We would be very grateful to you for your advice concerning my daughter's disease. Several months ago, she developed type 1 diabetes. She is 11.5 years old, 35 kg weight, 135 cm tall.

The unique feature of the diagnosis is that beta-cell antibodies are not present (Antibodies-GAD 65). During the past few months, numerous daily episodes of hypoglycemia were observed, that were determined by our doctor to be due to proinsulin. From scientific publications we have found out about use of sandostatin. We wonder if it might be applicable to use this medication in our case and if so by what means? Taking in an account the specifics of our case, which ways of curing would you recommend?


Sandostatin is a long acting analog of somatostatin which seems to have been used mainly in Europe both to contain the microvascular complications of diabetes and to increase the efficacy of insulin in type 1A diabetes. If this child had a negative anti-GAD antibody test it seems possible that she does not have autoimmune diabetes but type 1B in which case sandostatin would be inappropriate; but insulin might be required only for a time.
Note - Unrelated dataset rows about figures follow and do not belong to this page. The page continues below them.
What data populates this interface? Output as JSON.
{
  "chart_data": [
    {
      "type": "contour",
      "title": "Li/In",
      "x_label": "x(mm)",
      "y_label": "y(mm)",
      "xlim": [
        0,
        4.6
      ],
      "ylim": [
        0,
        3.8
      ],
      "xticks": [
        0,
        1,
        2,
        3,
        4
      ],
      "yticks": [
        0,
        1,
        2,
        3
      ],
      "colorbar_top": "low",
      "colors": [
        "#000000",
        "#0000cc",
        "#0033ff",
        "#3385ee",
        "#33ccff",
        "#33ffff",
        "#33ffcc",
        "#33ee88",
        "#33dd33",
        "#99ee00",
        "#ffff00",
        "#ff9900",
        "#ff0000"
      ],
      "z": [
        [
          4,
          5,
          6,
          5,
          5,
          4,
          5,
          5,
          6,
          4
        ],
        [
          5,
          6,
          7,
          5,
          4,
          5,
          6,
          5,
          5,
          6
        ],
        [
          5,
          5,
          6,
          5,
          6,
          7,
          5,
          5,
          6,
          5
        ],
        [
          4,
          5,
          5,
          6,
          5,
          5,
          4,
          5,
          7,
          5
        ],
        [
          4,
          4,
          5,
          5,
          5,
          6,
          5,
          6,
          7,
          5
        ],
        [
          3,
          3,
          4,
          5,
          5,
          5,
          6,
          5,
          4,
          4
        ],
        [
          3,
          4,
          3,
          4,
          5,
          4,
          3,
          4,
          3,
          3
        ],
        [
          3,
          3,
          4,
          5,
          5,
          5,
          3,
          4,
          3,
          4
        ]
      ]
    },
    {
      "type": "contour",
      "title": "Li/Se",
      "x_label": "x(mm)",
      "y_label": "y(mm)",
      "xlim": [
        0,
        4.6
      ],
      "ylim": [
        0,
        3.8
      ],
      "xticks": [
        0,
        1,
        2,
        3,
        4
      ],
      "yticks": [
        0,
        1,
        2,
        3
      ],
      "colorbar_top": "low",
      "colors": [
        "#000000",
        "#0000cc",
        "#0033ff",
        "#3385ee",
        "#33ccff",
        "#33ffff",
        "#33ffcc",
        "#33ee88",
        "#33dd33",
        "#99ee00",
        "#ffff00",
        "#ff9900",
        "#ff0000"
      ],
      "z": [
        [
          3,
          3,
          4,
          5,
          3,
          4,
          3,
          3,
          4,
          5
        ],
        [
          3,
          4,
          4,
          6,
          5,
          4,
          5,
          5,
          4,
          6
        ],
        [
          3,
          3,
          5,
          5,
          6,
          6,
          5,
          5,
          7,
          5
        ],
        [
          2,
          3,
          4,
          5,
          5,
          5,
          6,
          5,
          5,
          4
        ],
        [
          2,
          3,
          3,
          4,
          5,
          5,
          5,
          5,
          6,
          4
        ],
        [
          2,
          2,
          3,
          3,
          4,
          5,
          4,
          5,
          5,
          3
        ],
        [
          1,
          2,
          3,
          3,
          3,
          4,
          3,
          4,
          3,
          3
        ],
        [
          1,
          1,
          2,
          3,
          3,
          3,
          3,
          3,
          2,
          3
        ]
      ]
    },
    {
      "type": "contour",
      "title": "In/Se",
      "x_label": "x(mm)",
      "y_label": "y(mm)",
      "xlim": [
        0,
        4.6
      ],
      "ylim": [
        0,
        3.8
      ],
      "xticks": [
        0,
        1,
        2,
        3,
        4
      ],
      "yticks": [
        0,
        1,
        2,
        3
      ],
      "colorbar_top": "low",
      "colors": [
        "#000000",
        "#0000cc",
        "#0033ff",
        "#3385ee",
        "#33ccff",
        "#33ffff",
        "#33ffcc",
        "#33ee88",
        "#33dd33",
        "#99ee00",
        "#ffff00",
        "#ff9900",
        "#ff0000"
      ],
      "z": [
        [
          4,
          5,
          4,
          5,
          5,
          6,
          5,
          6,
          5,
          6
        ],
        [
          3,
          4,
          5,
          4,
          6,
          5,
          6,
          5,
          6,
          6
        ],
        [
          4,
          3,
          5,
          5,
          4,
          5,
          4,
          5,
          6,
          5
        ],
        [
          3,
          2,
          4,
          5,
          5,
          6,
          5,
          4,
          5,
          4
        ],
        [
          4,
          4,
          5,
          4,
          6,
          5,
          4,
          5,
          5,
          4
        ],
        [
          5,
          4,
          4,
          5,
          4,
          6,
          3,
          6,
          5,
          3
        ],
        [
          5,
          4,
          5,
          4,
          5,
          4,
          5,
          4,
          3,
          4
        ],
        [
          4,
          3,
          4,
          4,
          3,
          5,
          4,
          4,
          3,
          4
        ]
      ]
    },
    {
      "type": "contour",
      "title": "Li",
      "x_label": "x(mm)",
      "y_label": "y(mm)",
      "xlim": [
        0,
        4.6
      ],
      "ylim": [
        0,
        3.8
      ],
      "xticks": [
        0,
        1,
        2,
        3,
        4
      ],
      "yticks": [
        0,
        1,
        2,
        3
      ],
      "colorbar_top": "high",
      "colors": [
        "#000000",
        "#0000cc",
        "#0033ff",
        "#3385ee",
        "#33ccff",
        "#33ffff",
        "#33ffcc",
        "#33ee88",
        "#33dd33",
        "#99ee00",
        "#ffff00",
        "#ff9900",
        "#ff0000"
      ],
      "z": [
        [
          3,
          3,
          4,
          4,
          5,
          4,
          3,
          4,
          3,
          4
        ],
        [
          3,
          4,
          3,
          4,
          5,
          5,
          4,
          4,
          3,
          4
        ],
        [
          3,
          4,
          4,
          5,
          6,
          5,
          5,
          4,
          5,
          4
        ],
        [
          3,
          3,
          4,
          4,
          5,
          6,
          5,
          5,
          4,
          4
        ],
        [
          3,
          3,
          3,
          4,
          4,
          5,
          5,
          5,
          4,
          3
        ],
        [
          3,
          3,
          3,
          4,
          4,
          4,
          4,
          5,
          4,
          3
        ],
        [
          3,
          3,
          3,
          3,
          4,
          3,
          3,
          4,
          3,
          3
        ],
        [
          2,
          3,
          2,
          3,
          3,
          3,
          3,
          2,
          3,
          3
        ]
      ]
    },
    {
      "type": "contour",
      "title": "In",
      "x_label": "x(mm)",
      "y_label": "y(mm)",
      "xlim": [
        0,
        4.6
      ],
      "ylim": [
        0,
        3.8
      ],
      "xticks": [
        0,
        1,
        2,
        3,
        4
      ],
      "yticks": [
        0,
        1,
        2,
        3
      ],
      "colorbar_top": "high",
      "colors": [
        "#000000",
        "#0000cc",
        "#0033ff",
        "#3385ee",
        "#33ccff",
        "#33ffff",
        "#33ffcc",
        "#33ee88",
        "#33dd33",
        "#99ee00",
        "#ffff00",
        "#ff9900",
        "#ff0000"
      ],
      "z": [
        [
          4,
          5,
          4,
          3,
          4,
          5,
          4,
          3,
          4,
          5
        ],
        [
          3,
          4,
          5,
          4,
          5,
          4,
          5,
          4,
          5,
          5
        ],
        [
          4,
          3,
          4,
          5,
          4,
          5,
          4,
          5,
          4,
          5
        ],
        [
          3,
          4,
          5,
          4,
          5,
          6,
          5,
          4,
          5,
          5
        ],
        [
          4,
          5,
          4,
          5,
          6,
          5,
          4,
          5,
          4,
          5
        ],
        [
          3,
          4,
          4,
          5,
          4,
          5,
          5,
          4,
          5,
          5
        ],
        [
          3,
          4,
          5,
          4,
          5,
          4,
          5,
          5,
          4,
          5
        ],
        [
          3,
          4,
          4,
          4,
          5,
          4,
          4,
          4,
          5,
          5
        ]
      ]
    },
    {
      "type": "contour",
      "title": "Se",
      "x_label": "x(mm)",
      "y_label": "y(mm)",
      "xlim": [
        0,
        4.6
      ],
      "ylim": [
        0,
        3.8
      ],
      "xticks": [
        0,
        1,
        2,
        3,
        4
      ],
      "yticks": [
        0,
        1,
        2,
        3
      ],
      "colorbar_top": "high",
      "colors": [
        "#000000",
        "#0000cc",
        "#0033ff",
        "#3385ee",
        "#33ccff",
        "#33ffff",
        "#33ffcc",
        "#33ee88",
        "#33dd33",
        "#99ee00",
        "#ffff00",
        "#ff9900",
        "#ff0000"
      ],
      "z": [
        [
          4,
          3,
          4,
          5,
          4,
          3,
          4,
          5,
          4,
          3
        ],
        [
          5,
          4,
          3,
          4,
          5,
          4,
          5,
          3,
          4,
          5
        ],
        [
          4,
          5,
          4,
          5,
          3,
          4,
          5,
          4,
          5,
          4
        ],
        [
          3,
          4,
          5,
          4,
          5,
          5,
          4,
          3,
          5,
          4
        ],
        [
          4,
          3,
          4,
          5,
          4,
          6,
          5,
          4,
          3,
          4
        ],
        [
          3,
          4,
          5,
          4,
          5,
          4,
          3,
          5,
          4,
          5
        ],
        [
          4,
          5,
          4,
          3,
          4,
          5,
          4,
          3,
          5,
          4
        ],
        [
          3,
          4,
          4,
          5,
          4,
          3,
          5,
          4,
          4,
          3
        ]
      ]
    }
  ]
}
I wonder too if there aren't technical problems with the blood sugar assays because the values sometimes change inappropriately in response to rather small and erratically given doses of insulin.


Additional comments from Dr. Jim Lane:

Several issues remain unclear. Was anti-GAD 65 the only antibody measured? It may be helpful to measure another islet cell antibodies before you conclude this is not autoimmune diabetes. Second, proinsulin measurement requires a very sensitive assay. Do you have access to this type of assay? Are you sure it is not cross-reacting with the insulin she is taking? Finally, somatostatin analogue is a potential treatment if there is autonomous insulin production. I am not sure that is happening in this case.